Councillor Mike Layton, who is opposed to the casino, said the gambling facility would take money out of the pockets of Torontonians while offering very little in return.
When asked if this meant the death of a casino in Toronto, Mr. Layton said, “It’s been slowly dying over the course of the debate.”
Councillor Norm Kelly, who supports a Toronto casino, said a lower hosting fee isn’t a dealbreaker, “though you’d certainly like it to be bigger and you would fight as hard as you can to maximize it.”
“There are three revenue streams,” he said. “One is a cut of the action. The second are the taxes you get once the complex is built. And the third is, if you’re the landlord, you get rent. And that’s what makes the Exhibition Place proposal, in my eyes, a very strong one.”
Councillor Kelly added that a Toronto casino should be in a special category.
“Maybe what the province could do, or OLG could do, is create different categories and put us in the one that gets the highest percentage of the take,” he said.
The suggestion last week that Toronto would get a different deal than other municipalities rankled the mayors of other cities that already host casinos. Ottawa Mayor Jim Watson, meanwhile, sent a letter to the OLG saying his city would refuse to accept a new casino unless it got the same deal as Toronto.
It also rankled Ms. Wynne, who has made strenuous efforts to reach out to other parts of the province that turned their backs on the Liberals in the last election.
Finance Minister Charles Sousa, whose department oversees the OLG, sounded nonplussed when asked if, absent a special deal, Toronto would be likely to reject a casino. Mr. Sousa said the city would receive economic benefits over and above the hosting fee through the new jobs a casino would bring.
“The formula’s going to be laid out. The revenues that would be shared with the municipalities, including Toronto, will be dictated and it will be up to the municipalities now to decide, and up to Toronto to decide, if they want to proceed,” he said.
“We’re talking billions of dollars of infrastructure as well. We’re also talking about a huge convention centre in the city of Toronto, and a lot of jobs to boot.”

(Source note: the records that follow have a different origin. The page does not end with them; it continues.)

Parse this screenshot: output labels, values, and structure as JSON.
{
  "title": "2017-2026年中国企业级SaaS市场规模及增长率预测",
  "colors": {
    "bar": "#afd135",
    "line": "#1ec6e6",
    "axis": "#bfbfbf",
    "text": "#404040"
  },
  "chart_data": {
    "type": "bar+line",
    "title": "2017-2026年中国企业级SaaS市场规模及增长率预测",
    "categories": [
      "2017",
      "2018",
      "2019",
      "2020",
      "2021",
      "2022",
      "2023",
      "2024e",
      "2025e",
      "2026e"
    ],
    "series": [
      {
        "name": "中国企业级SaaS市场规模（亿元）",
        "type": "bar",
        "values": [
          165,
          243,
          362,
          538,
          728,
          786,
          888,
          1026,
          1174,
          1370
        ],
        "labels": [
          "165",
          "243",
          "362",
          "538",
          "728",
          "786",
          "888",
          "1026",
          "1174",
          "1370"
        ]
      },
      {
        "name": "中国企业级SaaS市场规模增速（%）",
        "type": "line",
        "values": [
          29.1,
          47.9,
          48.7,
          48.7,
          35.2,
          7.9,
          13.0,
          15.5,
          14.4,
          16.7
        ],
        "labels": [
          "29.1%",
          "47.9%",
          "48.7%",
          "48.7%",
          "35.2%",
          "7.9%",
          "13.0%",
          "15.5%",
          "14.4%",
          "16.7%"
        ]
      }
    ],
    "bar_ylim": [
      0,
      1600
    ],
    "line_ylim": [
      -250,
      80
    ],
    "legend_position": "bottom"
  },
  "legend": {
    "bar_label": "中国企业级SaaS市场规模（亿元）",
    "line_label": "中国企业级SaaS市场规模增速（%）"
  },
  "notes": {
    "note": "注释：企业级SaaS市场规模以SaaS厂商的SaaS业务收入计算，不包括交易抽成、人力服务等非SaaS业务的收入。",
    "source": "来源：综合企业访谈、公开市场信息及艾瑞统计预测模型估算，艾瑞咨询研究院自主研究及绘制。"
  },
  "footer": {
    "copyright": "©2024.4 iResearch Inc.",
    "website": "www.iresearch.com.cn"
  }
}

He said there had been a “miscommunication” on the casino file and the government had spent the last several days trying to iron it out.
“The Premier has been very consistent and adamant about her desire to see fairness throughout the system,” he said, “ that no municipality be given a special deal.”
He said the government would forge ahead with its plan to modernize the OLG in hopes of generating nearly a billion dollars more in desperately needed revenue to close the province’s yawning budget gap.